Oh, and always leave the monkey at college. Never bring the monkey home.

Rule #1b: 

"Every man is the artisan of his own fortune." Appius Claudius Caecus


I took the minor in Classics to piss off the old man: Virgil, Homer, Aeschylus, four semesters of Latin—all for him.

He's a scrawny bitch in his late fifties. He's bitter as hell, but he has money and likes to remind me. He's all about me going into business so I can make a pile of money and someday rule the world like he runs his law firm; decorum, kingliness, nobility—all that aristocratic crap.

In the old days he used to pick up cases in bad neighborhoods, bring home clients, and work pro bono—now he only does corporate law. He's a prick and I hate him so I recite Virgil at the dinner table in Latin until my mom tells me to stop pestering my father.

"Dux femina facti," (A female was leader of the deed), I respond to her, and she has this look like she's about to impale me with her fork.

I love my mom, but I hate when she pulls her Queen of Camelot act. All this makes me want to smoke some serious bud, listen to some Talking Heads, and float on out of there. Where? I don't know. It doesn't matter, and it never lasts because I don't really have a place to float. Not yet.

I float anyway.


For the purpose of this story, think of me as someone who has always wanted to be rich. But the wealth I wanted to accumulate was of a different mint. I can't quite explain it, other than to say that wealth is something that has always been in my family—my father inherited quite a bit from my mother's side and my parents have been a pretty reasonable steward of that money, turning it into even more money—and for most of my life there has always been something depressing about this cycle.

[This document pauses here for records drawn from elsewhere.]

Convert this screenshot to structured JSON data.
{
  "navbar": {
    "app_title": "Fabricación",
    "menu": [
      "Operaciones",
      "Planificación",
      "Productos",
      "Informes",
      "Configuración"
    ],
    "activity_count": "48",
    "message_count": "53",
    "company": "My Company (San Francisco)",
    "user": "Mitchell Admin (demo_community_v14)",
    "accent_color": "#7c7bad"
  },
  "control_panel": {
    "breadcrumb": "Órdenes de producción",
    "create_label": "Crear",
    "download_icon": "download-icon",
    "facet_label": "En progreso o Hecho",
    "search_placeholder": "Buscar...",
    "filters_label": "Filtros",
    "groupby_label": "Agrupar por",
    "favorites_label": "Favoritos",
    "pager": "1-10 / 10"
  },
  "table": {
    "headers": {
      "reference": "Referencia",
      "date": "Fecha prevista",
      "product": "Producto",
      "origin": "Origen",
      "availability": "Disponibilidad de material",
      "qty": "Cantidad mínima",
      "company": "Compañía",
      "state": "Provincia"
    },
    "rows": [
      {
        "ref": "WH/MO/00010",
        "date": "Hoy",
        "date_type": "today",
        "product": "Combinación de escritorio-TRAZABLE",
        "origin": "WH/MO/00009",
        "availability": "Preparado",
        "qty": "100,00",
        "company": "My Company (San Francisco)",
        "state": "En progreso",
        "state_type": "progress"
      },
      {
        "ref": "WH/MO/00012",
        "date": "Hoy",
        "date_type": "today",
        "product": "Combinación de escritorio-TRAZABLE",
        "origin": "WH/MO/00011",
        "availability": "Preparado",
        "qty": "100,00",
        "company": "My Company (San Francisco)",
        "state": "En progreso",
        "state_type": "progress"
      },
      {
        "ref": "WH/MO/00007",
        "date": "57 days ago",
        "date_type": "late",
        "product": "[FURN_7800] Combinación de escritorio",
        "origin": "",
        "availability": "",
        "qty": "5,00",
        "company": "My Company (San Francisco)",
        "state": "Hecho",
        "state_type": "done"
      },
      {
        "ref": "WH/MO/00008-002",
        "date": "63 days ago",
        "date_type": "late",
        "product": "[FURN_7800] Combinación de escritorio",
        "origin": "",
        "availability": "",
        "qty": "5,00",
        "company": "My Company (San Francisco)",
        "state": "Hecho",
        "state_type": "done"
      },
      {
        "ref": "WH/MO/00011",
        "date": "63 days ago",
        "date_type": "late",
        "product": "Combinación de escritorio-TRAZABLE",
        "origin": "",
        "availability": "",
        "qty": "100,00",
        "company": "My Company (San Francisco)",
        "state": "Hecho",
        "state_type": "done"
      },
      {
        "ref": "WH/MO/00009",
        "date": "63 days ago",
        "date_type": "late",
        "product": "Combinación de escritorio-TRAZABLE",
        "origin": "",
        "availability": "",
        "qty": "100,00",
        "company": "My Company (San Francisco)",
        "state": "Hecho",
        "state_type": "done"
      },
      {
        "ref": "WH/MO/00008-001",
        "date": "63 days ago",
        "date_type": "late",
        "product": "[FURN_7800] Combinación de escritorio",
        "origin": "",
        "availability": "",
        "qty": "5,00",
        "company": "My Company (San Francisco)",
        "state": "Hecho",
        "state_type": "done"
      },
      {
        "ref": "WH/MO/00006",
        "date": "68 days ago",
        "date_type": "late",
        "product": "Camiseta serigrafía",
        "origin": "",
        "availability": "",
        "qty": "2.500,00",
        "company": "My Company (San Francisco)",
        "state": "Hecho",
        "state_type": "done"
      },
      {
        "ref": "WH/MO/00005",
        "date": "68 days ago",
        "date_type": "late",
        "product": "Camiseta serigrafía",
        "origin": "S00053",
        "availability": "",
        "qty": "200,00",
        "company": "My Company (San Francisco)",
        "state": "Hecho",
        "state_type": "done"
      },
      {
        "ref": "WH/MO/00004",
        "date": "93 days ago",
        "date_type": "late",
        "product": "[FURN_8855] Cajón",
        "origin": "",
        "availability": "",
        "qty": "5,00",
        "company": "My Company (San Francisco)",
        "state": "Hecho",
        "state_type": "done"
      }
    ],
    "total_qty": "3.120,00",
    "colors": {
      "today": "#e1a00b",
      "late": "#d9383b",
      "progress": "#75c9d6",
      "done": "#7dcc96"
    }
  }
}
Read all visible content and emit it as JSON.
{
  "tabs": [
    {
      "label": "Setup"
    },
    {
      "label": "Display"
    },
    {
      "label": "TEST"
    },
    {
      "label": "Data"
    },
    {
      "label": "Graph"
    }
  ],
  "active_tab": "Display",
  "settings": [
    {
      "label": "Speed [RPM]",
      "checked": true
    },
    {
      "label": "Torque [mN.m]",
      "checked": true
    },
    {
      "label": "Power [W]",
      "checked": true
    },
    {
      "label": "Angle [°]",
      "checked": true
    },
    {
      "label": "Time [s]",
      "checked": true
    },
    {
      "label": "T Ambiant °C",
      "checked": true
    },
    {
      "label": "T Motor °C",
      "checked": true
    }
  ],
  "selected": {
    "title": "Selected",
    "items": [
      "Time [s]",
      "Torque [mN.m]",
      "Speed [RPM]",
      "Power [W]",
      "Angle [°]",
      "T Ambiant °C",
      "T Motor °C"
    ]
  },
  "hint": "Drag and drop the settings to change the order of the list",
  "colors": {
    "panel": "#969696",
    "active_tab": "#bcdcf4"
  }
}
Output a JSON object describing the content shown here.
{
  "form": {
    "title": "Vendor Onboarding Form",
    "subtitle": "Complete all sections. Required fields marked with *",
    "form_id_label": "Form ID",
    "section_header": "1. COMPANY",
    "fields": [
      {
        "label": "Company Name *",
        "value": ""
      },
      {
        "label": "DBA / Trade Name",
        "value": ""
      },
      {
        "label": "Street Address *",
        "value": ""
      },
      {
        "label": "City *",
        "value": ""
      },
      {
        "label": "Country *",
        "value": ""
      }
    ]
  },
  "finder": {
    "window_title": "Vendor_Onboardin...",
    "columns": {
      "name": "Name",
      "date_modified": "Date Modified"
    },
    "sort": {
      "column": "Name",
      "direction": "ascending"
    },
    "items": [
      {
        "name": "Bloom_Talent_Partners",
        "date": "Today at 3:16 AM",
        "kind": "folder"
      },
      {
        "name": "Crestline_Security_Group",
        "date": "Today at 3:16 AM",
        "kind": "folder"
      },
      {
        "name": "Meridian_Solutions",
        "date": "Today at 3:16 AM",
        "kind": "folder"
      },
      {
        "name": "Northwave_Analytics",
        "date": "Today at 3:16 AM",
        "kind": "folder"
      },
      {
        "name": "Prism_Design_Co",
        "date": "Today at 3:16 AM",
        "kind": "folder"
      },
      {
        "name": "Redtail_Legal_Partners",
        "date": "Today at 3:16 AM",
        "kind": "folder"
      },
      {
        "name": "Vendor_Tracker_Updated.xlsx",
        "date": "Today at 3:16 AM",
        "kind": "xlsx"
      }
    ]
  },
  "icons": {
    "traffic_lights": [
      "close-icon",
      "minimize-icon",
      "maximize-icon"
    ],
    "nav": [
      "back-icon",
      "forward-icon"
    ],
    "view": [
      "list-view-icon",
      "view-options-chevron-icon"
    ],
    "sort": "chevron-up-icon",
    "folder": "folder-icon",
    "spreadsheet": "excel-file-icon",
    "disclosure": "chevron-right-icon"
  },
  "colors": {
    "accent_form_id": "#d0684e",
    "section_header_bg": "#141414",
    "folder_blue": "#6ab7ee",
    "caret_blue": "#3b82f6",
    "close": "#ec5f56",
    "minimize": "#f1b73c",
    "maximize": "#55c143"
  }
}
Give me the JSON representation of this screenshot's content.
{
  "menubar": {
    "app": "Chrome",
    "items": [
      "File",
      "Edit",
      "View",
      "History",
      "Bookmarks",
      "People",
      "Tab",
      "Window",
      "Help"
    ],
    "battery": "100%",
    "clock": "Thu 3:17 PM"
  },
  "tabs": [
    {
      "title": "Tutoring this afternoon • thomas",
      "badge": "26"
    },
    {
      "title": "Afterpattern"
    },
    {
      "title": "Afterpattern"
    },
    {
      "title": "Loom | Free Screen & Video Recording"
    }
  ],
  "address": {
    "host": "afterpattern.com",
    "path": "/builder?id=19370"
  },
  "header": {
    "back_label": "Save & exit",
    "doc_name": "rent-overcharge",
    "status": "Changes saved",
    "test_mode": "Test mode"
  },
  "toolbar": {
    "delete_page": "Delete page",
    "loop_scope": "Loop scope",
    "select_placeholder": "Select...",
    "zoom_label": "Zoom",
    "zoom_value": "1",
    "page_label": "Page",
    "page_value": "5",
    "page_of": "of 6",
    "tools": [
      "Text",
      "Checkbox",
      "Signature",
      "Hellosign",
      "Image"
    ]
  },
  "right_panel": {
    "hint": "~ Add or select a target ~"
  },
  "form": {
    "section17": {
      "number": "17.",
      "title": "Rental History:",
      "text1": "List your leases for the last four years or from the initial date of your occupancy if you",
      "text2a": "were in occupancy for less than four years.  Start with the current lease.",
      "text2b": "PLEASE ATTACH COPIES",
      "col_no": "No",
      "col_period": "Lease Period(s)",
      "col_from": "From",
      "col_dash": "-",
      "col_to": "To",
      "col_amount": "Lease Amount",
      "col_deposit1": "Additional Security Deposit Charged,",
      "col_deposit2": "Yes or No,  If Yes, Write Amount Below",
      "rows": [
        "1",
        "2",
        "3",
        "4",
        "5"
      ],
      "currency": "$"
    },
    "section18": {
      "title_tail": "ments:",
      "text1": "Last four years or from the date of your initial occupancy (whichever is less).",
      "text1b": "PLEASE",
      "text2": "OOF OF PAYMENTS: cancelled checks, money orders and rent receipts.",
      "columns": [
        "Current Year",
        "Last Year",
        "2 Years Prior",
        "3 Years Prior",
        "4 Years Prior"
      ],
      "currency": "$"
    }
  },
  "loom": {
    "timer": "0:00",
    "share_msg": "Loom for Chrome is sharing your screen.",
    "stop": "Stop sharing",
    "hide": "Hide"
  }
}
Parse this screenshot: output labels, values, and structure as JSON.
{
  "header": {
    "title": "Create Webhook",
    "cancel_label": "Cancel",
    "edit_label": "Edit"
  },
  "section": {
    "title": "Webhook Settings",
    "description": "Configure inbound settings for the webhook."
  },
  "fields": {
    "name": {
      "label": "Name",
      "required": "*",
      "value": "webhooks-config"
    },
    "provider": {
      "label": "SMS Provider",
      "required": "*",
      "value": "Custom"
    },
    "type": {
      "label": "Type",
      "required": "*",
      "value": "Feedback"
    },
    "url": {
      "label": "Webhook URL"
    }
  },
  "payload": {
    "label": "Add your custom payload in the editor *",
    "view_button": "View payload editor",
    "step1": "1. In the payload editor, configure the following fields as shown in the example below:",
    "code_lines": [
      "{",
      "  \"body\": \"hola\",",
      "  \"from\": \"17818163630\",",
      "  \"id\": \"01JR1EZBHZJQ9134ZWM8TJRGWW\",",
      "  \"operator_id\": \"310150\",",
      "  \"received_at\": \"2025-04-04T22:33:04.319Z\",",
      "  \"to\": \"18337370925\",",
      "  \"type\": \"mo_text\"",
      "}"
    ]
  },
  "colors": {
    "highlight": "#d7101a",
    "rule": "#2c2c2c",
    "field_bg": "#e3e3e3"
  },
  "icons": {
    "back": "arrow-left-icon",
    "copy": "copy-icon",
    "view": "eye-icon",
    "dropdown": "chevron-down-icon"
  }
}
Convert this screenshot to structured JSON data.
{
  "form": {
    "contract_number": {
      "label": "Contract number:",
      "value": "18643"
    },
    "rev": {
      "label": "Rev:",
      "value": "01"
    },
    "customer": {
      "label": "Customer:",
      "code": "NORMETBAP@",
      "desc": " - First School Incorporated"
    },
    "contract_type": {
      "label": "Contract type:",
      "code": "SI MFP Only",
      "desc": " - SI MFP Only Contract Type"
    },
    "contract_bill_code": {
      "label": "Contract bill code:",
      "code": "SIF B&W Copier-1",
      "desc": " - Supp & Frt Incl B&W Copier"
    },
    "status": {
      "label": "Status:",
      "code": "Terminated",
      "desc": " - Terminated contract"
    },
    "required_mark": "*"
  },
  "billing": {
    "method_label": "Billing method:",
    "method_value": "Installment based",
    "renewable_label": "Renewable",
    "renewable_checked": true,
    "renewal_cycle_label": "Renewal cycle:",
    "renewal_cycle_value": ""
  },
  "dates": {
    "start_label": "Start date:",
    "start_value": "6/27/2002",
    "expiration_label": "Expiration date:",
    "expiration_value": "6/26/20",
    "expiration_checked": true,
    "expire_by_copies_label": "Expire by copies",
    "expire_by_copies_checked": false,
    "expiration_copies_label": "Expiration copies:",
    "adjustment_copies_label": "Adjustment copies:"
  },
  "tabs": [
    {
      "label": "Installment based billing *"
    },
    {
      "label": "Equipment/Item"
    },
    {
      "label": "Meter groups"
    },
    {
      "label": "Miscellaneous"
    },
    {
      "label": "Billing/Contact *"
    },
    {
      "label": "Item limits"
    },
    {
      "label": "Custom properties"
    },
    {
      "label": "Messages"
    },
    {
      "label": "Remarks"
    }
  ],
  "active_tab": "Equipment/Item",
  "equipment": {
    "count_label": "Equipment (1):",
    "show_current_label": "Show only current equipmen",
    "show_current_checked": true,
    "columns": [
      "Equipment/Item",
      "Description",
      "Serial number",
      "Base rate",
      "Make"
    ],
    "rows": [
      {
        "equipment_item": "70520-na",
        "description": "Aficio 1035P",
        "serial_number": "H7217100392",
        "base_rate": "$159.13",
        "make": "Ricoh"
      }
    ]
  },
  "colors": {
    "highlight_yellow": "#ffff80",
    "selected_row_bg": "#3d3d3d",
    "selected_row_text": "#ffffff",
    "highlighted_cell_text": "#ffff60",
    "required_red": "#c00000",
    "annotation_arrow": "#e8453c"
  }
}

Being rich always appealed to me, I guess, because I knew what a load of crap being poor would be, but it wasn't until sometime in high school that I started to understand the difference between me and other rich people—that was when I first started catching glimpses of Happy Days.

Happy Days?!

There was always something reasonably nonconformist about the old Fonz. Something that was a bit of an affront to the establishment. When I first picked up one of my father's issues of Forbes, I didn't know what to make of these guys with their millions, and some even billions. Honestly, most of them looked like smug assholes. Many of them struck me as frauds.

But I read and a listened. And I began to look for the difference -- between the person who dealt in true human satisfaction, real value, and the others. The vampires, the bullshit artists.

So, I returned from college, to my parents' house, I sit at dinner and try to piss off my old man with my knowledge of Latin.

" Faber est suae quisque fortunae." I say as he turns red, ready to pop like an angry, paternal balloon.

And I dream.

I dream of myself on the cover of Forbes, a big thumbs up and a smile, right next to the Fonz!